The Ffarm has a modest orchard, on the hill immediately to the rear of the cottage.
Originally planted around eight years ago, it is predominantly made up of a variety of eating apple trees, with one Victoria plum; although we’ve recently supplemented it with a quince, a crab apple (for cross-pollination), a peach, a pear, & an apricot. We also have red & white grape vines & brown figs in the hothouse, along with a small olive tree; & blackcurrants, red gooseberries, rhubarb, & the most delicious, plump Autumn Bliss raspberries in the garden. Our fruit diet is further supplemented by wild damsons, hedgerow blaeberries & tantalisingly sweet, tiny wild strawberries along with big fat juicy blackberries in season – not forgetting hedges bursting with wild hazlenuts & sloes (essential for that mainstay winter warmer – Sloe Gin!).
However, in addition to the Orchard, we also have eleven acres of mixed deciduous woodland which shelves from the edge of the fields & down to the meandering Afon Bowi running along the bottom of the valley. Known as the ‘Allt Ddu’, translated from the Welsh the name of the wood is the ‘Black Wood’; which is a true irony as Tony originally hails from Blackwood (although closer to Tredegar). A truly ancient place, boasting a wide variety of species such as oak, ash, sycamore, birch & fir, the woodland dates back to the time before the Mabinogion – a famous collection of Welsh legends, & was said to be the haunt of the Wild Hunt, & led to the Gateway to the Otherworld! Certainly, there is a ruined croglofft cottage, near the leat bridge; this was once known as ‘Ty Rhyd’ or the ‘House at the River Crossing’; it may well have been a toll house for a ford, as the road previously ran down the hill before being diverted across the more gentle slope following construction of the crenellated bridge in the 1800s. There is also reputed to be a Roman kiln somewhere in the wood; although in places it is now so wild I doubt we would ever have a chance of locating it. Ironically most of the area along the river bank, was once water meadow; sadly, those days are long gone. Gone, too, is the old drovers’ river crossing in the west corner of the wood where it borders Bryn Ffynnon’s land; the years, modern metalled roads, & the ever-encroaching scrubland, have all taken their toll.

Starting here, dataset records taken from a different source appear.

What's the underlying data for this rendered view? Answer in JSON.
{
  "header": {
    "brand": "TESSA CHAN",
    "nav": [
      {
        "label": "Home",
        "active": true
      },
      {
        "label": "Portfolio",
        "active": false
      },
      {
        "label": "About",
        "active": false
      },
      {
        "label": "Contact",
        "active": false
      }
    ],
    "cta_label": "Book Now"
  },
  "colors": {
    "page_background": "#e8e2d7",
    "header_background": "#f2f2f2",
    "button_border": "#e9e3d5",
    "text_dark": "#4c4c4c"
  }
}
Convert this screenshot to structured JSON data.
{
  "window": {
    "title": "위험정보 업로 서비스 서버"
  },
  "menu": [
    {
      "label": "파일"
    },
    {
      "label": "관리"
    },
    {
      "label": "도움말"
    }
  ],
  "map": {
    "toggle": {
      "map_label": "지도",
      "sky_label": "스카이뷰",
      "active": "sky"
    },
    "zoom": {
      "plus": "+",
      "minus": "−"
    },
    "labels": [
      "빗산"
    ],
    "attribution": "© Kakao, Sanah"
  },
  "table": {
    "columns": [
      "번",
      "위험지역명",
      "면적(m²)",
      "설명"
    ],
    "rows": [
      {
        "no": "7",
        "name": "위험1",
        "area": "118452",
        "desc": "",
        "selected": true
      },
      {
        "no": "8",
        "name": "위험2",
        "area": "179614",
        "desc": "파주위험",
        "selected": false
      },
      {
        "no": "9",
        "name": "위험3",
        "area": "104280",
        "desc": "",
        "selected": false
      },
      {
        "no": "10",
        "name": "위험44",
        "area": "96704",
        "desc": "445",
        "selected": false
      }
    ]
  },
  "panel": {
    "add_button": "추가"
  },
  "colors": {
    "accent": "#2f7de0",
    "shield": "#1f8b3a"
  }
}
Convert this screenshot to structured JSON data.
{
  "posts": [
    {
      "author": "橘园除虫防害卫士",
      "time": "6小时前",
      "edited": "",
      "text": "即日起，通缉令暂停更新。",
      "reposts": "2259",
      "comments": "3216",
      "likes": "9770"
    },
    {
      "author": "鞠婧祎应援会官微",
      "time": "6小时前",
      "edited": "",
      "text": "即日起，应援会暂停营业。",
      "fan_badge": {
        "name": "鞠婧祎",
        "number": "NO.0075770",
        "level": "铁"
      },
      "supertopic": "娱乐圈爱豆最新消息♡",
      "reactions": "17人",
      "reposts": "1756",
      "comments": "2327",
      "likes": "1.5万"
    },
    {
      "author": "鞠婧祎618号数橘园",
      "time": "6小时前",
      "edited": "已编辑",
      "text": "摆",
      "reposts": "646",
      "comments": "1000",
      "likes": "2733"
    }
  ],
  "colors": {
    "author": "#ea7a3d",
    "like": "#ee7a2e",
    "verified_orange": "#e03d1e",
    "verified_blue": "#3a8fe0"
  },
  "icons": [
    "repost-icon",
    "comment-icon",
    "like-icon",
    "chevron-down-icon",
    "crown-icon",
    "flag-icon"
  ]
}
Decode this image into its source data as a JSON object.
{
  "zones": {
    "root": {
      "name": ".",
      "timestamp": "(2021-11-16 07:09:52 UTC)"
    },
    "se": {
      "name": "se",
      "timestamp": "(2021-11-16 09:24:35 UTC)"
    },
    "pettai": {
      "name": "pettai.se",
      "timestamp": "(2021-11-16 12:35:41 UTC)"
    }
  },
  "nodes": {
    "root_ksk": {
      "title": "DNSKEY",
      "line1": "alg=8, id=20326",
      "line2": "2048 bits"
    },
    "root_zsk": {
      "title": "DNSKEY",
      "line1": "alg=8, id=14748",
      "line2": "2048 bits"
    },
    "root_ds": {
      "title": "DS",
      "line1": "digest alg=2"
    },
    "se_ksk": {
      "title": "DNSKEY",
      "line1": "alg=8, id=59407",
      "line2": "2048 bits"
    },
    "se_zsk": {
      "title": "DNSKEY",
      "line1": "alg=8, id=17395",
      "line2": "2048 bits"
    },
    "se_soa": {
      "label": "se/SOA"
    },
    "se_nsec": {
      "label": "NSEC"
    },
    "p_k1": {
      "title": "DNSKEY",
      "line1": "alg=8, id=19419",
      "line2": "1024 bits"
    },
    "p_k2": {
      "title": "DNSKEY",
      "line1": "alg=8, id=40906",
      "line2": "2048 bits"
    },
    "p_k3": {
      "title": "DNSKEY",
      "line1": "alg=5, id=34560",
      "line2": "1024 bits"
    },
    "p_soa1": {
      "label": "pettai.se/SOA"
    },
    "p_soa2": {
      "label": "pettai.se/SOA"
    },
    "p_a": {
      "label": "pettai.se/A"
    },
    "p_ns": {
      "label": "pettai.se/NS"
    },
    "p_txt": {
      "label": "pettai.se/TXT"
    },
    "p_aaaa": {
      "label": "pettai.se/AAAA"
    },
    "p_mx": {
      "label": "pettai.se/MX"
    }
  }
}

During the Spring the woodland is a haven for wildlife & for beautiful native flora, with a carpet of shimmering white wood anemone & ramsons (wild garlic) flowers early in the season; followed by a stunning, plentiful display of wild bluebells a few weeks’ later. Their heady scent carries all the way up the hill & into the stableyard; with the snowy blossom bursting on the blackthorn, it makes this a truly enchanting time of year.